The Republicans have done a bang-up job of denigrating traditional Democratic values to the point many Democrats now run away from these values, like Alison herself, in an attempt to court so-called independent voters, who are by and large conservative in nature. The GOP has pushed the country so far to the right, that Reagan would be considered "liberal" by most conservative voters today, as he had signed an immigration reform bill which was very much like the one we see mired in Congress today.
While Obama has paid deference to Reagan, he has opted for tighter regulations on the financial sector that have given us a more balanced economic recovery than that we saw under Reagan. It may not be enough as far as the middle class is concerned, but given where we were six years ago, you would have to have your head completely up your ass to not see that a major improvement has taken place.
Obama has also made a big push for raising the national minimum wage, which Reagan refused to do during his administration. For all this talk that a $10.10 per hour minimum wage would kill the recovery, which most Republicans refuse to admit is taking place, states and cities that offer this minimum wage, and higher, are enjoying far more rapid economic recovery than the mean average of the country. In our consumer society, higher wages mean more buying power, so it doesn't take a Nobel-prize-winning economist to figure out that better paid employees are more likely to spend, not save, thereby fueling the economy.
It is the rich that has been hording its assets, finding every way it can to avoid paying taxes, to the point of renouncing their American citizenship to take fuller advantage of tax breaks abroad. But, you hear little of this on the campaign trail, Democrat and Republican alike still pitch for more tax cuts, particularly corporate tax cuts, which now amount to less than one-tenth of the annual federal tax revenue, where before Reagan it was nearly one-third of the annual federal tax revenue.
Obama has had to operate on a much tighter budget than any previous president, and yet he still has managed to reduce spending as a percentage of the annual debt, despite all the protests from the political right and left. Again, you hear none of this because it doesn't fit with the conservative narrative that dominates the mainstream media.
It is not surprising that so few persons understand what has been going on the past six years, since most Americans seem to rely on manufactured opinions rather than look at the numbers themselves. The major newspapers, television and radio stations are all owned by large corporations and media syndicates that shape the narrative.
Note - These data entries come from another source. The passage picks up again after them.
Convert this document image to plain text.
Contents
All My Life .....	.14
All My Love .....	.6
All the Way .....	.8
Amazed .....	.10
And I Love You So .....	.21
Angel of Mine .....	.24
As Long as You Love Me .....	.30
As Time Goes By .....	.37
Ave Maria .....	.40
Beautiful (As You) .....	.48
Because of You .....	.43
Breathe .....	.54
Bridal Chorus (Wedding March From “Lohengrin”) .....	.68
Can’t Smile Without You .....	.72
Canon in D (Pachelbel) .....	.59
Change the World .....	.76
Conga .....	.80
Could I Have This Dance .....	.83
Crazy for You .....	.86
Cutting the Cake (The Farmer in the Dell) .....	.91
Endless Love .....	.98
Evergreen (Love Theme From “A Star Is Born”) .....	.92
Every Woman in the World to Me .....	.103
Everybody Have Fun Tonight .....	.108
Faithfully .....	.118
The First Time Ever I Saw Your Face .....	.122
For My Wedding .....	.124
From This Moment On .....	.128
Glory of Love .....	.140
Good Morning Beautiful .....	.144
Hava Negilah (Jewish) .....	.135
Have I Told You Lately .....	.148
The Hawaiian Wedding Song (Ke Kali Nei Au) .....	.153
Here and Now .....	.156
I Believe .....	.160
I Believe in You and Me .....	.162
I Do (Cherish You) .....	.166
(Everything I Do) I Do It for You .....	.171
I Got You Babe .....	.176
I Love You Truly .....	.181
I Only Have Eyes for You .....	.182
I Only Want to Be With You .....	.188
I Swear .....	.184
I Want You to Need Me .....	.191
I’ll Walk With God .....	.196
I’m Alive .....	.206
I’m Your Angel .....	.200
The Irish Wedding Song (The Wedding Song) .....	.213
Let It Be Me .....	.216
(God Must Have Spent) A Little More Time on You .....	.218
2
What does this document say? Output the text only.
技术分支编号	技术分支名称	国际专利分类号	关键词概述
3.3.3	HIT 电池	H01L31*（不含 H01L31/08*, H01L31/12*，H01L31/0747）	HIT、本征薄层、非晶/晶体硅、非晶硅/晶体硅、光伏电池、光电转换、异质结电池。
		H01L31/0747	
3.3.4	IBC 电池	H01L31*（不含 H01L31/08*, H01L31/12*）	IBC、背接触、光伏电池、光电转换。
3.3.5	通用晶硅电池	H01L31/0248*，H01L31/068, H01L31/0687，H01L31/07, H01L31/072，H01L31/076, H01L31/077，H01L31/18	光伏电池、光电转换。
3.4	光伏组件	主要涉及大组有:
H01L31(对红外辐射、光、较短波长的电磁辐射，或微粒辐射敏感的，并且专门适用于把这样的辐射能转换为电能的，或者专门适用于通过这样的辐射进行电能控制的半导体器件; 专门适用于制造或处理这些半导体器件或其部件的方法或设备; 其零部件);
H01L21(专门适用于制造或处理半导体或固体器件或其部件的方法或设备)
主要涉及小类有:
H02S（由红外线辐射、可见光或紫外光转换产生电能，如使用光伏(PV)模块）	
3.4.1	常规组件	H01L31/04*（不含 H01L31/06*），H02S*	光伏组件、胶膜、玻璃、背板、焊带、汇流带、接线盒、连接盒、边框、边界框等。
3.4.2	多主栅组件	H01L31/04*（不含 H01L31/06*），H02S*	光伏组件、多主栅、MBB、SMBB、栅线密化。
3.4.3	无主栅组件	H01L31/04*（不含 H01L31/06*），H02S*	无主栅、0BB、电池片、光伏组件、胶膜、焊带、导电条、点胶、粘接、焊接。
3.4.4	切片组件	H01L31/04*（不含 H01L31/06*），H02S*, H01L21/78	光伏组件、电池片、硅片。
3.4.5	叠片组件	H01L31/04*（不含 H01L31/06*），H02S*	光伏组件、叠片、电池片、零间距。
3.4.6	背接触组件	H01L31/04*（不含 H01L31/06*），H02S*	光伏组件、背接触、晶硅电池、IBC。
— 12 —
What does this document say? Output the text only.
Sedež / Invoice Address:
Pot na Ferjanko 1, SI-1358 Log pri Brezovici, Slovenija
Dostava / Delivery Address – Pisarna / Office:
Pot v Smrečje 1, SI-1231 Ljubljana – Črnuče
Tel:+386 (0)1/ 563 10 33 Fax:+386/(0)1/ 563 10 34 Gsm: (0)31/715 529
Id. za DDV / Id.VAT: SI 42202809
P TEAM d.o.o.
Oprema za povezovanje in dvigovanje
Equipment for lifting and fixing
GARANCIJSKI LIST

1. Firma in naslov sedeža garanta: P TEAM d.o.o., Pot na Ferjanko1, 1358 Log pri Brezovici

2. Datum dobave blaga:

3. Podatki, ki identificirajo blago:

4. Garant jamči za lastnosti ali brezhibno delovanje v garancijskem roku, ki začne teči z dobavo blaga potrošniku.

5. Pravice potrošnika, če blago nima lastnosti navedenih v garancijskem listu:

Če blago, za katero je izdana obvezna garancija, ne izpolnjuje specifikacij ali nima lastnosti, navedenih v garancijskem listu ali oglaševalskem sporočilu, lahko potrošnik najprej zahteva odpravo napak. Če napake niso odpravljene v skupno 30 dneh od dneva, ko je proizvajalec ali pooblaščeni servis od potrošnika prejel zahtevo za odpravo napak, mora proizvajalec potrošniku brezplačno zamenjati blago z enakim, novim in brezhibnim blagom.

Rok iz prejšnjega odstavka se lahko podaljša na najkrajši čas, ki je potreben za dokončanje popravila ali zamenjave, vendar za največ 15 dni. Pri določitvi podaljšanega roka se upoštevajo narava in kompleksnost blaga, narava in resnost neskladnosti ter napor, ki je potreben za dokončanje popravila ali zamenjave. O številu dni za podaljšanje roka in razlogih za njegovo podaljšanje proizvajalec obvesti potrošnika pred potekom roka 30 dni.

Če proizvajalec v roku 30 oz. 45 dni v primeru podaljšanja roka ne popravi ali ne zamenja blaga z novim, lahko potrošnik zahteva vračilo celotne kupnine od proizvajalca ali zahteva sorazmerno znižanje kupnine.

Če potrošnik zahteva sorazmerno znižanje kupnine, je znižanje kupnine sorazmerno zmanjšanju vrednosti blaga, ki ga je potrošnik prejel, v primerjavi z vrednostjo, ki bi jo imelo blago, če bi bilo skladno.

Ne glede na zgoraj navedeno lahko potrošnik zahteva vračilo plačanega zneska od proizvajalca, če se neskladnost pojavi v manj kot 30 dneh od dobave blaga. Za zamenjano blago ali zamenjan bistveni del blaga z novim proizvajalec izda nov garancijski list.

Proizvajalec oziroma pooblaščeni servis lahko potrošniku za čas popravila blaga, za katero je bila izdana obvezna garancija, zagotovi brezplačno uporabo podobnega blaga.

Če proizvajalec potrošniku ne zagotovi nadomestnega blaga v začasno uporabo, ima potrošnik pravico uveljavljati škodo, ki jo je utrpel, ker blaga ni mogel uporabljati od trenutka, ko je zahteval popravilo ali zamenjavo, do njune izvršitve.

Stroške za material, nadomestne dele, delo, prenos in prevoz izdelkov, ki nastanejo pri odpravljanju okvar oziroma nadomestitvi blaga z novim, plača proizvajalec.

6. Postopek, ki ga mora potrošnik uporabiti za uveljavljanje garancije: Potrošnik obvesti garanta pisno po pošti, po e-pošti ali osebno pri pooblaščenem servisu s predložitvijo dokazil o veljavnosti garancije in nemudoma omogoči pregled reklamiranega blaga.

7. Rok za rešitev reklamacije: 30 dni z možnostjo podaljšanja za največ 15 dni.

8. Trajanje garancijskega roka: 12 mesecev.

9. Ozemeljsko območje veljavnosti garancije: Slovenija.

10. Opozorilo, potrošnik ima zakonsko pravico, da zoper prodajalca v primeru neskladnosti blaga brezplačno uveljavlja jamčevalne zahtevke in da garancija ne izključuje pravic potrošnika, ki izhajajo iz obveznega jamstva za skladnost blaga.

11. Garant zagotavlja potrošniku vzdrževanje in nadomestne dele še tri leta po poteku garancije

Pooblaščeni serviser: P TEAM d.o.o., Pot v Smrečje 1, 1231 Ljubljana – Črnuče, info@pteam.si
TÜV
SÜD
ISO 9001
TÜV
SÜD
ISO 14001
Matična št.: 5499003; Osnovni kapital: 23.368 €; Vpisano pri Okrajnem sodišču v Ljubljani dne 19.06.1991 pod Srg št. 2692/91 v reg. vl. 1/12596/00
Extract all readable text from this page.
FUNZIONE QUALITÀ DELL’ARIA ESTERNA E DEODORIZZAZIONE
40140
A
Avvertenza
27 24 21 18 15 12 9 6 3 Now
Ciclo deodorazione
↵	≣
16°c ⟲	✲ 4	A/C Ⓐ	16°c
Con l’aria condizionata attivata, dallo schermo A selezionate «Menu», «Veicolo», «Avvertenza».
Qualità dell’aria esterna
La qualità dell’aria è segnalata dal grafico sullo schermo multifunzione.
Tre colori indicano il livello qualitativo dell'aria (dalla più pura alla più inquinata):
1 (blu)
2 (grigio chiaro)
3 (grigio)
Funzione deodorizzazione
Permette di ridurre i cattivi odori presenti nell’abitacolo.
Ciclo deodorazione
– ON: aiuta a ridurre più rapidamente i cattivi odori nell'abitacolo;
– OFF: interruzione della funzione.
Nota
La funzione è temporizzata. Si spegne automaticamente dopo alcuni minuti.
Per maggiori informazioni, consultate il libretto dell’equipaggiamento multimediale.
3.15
Even with all the sources available to us on the Internet, it seems most Americans still turn to their favorite faces on television to give them the latest poop, which is why news pundits like Bill O'Reilly and Chris Matthews remain so popular.
Comedy Channel provides some reprieve with the highly popular Daily Show and Colbert Report, mocking the way news is presented in the mainstream media, to the point that Stephen Colbert has become a big thorn in Bill O'Reilly's side. But, Papa Bear continues to score in the ratings, commanding a multi-year contract with Fox News that would make most professional athletes jealous.
Obama has tried to make himself more visible by going on The Daily Show and allowing O'Reilly to interview him each year on Super Bowl Sunday, but the president still remains in the shadow of this year's Congressional elections, with few Democratic candidates willing to embrace him, particularly in Red States like Kentucky.
Maybe Americans will come to embrace Obama after he leaves office, the way they have done Carter and Clinton. But, the President still has two more years in the White House, regardless of how these elections shake out. It probably won't make him any more visible, as media attention will predictably turn to the 2016 elections.